“The courts continue to affirm that only a simple majority vote is required when voters place measures on the ballot through the initiative process.”
SAN FRANCISCO (November 17, 2021) — City Attorney David Chiu issued the following statement today after the California Supreme Court denied review of the Court of Appeal’s ruling, upholding San Francisco’s Proposition G from the June 2018 ballot:
“The courts continue to affirm that only a simple majority vote is required when voters place measures on the ballot through the initiative process. This victory represents years of work by my predecessor, Dennis Herrera, and attorneys in our office to ensure the will of the voters is upheld.

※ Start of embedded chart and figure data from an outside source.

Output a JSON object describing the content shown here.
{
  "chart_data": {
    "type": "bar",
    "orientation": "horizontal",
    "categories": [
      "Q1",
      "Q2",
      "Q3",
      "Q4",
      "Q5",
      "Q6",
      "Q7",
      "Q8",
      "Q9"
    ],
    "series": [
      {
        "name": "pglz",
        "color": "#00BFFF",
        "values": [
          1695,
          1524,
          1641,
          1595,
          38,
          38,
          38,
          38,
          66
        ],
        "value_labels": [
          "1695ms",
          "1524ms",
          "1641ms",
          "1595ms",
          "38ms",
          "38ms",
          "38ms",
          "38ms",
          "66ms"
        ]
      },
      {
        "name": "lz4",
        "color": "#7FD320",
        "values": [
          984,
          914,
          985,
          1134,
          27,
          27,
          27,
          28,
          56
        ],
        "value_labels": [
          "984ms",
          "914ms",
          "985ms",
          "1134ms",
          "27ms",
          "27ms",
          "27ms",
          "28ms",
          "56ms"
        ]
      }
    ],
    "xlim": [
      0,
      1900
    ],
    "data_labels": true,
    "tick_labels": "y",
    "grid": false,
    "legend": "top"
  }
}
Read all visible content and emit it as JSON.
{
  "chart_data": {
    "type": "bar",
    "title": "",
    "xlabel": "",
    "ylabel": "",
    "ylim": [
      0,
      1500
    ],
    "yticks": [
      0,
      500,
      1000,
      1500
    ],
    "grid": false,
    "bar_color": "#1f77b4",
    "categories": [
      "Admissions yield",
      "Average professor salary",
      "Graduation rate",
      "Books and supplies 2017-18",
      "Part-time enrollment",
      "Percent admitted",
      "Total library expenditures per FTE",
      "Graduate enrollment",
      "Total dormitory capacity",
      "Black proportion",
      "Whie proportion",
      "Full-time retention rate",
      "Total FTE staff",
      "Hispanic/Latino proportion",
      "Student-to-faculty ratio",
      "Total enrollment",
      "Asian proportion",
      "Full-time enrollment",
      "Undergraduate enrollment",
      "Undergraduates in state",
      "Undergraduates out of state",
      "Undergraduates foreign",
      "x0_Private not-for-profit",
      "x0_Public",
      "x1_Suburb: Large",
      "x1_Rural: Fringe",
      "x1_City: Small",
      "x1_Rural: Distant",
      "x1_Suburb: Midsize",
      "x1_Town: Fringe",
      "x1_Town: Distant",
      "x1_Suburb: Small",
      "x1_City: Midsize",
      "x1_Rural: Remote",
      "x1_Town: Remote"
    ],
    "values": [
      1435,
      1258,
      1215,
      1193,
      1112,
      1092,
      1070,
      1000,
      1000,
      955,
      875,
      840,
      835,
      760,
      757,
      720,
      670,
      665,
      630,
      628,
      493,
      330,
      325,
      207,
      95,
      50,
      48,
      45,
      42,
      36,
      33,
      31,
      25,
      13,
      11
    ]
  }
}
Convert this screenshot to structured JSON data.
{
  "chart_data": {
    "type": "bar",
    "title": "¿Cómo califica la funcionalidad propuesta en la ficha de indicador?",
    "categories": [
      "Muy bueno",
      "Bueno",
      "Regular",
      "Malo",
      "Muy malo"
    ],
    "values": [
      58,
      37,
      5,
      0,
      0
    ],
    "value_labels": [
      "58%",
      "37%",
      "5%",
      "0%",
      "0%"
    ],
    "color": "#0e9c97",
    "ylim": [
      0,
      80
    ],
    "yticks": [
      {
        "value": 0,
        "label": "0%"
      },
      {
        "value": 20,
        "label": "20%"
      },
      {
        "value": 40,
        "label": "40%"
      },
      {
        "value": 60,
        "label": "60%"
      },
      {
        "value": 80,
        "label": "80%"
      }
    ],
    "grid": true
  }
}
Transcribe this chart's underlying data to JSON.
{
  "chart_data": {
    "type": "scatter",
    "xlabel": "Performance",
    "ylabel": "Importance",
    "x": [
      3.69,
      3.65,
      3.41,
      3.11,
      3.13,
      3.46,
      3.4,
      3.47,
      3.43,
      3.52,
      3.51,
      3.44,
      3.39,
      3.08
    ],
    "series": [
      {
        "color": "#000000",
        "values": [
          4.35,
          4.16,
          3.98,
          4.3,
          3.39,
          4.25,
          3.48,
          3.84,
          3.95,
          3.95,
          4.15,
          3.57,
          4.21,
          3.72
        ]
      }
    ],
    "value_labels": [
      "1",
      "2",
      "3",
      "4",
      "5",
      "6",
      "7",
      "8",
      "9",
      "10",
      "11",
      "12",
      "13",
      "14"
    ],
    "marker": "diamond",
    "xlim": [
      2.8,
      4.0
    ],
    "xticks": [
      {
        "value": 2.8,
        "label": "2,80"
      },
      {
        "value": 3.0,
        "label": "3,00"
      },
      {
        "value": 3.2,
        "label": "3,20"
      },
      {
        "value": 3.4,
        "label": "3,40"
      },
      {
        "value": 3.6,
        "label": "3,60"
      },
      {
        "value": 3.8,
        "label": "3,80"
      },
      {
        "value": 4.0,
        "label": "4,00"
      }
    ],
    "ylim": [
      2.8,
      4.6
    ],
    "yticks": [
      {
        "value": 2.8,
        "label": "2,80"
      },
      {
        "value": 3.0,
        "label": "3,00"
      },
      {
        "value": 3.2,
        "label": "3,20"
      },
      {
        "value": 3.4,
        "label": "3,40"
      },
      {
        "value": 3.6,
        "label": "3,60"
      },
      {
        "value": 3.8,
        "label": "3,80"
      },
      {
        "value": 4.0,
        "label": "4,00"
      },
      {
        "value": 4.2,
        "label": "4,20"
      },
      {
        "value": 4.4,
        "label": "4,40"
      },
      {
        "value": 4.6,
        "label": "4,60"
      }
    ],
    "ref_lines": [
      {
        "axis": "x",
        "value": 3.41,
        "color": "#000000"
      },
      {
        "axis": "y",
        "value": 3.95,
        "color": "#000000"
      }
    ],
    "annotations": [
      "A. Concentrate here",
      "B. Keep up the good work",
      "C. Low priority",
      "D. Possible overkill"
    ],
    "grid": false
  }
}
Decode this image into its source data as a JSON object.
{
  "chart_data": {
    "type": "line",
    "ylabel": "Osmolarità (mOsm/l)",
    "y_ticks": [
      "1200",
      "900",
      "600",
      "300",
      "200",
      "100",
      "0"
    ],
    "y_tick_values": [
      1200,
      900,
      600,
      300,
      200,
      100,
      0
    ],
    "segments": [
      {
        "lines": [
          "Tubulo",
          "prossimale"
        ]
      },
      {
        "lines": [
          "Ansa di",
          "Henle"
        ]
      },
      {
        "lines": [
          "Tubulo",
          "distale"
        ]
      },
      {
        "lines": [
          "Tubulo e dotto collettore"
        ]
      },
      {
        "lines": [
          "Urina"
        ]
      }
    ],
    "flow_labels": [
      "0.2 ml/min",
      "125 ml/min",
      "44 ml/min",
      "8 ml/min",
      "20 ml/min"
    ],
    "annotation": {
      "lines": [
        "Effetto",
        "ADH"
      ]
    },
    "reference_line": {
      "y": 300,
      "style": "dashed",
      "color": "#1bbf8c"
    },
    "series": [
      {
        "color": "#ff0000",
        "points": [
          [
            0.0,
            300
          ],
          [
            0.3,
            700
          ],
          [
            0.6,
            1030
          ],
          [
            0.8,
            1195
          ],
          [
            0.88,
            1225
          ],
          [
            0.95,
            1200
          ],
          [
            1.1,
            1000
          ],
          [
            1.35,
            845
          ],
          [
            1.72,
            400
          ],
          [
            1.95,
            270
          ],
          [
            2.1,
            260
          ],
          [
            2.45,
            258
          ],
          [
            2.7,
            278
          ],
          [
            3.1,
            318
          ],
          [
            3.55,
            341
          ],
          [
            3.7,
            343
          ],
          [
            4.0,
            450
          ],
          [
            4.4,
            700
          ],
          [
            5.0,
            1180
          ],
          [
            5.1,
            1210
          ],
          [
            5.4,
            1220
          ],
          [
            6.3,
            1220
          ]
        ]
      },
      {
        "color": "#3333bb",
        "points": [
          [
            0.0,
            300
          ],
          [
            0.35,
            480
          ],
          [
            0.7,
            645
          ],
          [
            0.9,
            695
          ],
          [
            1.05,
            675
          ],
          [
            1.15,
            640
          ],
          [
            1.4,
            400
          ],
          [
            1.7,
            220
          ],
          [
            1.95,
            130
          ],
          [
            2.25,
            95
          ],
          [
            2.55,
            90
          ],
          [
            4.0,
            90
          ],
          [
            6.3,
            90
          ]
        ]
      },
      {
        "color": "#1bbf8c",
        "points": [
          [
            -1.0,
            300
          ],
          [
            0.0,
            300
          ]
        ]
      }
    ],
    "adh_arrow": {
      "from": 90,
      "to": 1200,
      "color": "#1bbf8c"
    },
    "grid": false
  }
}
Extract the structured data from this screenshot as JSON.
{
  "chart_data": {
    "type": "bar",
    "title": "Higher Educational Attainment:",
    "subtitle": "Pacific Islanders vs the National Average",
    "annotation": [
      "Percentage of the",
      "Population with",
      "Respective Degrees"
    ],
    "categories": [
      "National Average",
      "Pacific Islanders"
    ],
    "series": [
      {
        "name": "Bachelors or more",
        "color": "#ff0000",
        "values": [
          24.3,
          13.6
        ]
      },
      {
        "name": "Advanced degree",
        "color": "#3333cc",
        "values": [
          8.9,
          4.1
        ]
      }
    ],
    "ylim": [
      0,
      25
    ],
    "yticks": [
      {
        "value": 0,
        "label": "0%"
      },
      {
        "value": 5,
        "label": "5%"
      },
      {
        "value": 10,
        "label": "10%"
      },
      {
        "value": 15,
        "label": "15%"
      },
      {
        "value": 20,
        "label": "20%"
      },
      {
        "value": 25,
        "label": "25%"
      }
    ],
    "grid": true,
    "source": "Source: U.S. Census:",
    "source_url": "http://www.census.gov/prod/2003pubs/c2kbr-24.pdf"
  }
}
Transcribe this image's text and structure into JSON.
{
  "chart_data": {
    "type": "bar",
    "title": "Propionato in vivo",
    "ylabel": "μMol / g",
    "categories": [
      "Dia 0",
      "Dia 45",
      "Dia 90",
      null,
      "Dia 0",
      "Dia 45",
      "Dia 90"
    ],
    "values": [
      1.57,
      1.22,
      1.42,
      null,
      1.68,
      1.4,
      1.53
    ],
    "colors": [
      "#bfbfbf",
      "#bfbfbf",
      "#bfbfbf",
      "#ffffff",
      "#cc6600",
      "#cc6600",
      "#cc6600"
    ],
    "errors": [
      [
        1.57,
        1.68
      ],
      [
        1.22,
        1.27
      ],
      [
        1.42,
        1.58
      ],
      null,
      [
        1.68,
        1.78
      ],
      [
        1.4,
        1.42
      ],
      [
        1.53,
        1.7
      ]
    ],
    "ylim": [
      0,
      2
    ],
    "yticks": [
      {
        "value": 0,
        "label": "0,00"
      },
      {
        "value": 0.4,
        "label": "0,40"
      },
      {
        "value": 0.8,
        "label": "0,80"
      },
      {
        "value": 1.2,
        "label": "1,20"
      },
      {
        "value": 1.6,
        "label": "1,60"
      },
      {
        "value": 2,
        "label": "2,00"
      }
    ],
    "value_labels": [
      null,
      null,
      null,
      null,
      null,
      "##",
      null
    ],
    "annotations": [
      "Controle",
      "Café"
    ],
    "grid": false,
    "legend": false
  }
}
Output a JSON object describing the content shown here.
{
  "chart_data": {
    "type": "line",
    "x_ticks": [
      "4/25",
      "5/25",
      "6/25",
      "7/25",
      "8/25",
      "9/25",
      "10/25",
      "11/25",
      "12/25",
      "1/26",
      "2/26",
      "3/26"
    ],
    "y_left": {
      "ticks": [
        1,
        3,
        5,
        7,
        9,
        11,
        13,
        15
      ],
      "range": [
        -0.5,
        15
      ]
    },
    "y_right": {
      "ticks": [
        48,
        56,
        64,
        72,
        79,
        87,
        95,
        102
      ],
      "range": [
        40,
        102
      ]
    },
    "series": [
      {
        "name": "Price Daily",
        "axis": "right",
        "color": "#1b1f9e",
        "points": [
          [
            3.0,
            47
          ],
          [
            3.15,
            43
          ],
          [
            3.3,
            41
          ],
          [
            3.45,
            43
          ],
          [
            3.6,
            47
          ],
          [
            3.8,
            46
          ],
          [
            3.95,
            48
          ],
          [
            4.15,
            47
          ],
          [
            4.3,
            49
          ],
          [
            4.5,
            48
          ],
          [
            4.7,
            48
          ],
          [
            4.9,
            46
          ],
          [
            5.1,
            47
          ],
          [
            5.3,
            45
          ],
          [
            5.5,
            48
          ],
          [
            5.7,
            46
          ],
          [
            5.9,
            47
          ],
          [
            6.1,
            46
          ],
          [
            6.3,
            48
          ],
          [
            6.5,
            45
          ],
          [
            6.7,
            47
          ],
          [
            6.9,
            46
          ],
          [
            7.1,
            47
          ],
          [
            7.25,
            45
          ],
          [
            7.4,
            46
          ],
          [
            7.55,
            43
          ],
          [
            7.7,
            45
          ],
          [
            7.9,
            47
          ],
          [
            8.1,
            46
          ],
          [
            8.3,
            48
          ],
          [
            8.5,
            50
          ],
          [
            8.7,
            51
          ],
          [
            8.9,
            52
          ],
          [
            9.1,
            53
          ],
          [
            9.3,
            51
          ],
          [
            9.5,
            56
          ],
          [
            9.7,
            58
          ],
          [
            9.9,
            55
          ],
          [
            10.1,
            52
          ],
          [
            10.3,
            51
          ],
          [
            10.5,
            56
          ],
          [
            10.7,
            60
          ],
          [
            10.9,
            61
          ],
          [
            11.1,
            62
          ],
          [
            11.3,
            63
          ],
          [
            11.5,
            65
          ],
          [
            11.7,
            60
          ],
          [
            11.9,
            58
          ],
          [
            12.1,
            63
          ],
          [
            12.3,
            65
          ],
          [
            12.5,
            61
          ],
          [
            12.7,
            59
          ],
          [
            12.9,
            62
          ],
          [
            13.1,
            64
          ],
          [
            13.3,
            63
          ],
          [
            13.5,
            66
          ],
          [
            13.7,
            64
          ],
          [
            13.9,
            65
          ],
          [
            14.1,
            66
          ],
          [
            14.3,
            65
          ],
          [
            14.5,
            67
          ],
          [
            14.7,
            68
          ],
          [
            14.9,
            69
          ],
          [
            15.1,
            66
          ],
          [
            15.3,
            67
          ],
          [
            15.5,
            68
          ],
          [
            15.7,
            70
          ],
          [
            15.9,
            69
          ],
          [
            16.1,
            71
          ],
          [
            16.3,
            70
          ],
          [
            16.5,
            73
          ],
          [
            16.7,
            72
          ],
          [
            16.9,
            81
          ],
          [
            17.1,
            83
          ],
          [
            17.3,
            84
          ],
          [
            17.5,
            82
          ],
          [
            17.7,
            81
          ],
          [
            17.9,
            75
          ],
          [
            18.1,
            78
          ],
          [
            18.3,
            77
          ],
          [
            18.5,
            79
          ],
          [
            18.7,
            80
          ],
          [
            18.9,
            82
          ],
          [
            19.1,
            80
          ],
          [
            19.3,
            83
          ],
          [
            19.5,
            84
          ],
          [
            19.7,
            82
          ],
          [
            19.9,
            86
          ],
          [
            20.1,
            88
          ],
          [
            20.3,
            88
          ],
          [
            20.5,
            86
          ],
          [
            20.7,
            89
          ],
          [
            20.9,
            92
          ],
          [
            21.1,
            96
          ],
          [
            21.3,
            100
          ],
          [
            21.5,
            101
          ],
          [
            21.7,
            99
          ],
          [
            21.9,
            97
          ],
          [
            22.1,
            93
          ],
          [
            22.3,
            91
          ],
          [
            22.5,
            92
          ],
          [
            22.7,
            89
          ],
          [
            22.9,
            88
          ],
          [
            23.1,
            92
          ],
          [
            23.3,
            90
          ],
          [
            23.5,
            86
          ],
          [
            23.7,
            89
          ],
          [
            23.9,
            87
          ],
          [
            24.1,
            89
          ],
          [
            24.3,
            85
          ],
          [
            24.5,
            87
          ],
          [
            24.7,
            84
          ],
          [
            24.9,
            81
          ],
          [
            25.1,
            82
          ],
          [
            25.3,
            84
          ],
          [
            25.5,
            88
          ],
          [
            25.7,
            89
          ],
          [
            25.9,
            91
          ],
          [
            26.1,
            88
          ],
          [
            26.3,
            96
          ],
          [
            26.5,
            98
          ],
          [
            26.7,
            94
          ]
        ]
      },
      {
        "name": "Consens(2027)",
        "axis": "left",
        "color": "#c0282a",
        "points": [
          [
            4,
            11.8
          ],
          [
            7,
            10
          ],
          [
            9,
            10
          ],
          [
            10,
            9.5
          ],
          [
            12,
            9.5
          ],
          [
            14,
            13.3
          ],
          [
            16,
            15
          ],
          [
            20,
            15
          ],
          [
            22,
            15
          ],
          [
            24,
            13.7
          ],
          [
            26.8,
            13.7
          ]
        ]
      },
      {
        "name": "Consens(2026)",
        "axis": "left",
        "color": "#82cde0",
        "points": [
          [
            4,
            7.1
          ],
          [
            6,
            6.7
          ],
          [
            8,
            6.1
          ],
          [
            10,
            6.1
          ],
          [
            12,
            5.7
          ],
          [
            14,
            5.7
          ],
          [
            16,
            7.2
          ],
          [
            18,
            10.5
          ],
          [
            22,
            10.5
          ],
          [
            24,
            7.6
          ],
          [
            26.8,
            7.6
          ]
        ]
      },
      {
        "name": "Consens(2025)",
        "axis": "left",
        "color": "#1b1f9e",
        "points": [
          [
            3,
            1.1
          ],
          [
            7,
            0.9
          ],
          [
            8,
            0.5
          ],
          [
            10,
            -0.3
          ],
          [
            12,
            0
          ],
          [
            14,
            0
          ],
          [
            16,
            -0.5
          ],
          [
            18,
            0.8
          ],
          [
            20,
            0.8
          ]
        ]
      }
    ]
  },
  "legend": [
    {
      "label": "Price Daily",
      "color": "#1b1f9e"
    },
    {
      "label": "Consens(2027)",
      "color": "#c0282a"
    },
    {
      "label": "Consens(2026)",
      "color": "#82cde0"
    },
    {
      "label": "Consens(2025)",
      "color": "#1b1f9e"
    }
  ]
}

San Franciscans definitively voted to provide more resources for our school district and educators, and the courts once again validated that decision today.”
Case Background
Proposition G allowed the City to impose a parcel tax to provide funding to the San Francisco Unified School District for educator salaries and benefits. The measure was passed by San Francisco voters in June 2018 with more than 60 percent of the vote.
The San Francisco City Attorney’s office was the first public law office to successfully argue that only a simple majority is required when voters place measures on the ballot through the initiative process. Based on that voter-threshold principle, courts previously upheld San Francisco’s Proposition C from the June 2018 ballot and Proposition C from the November 2018 ballot.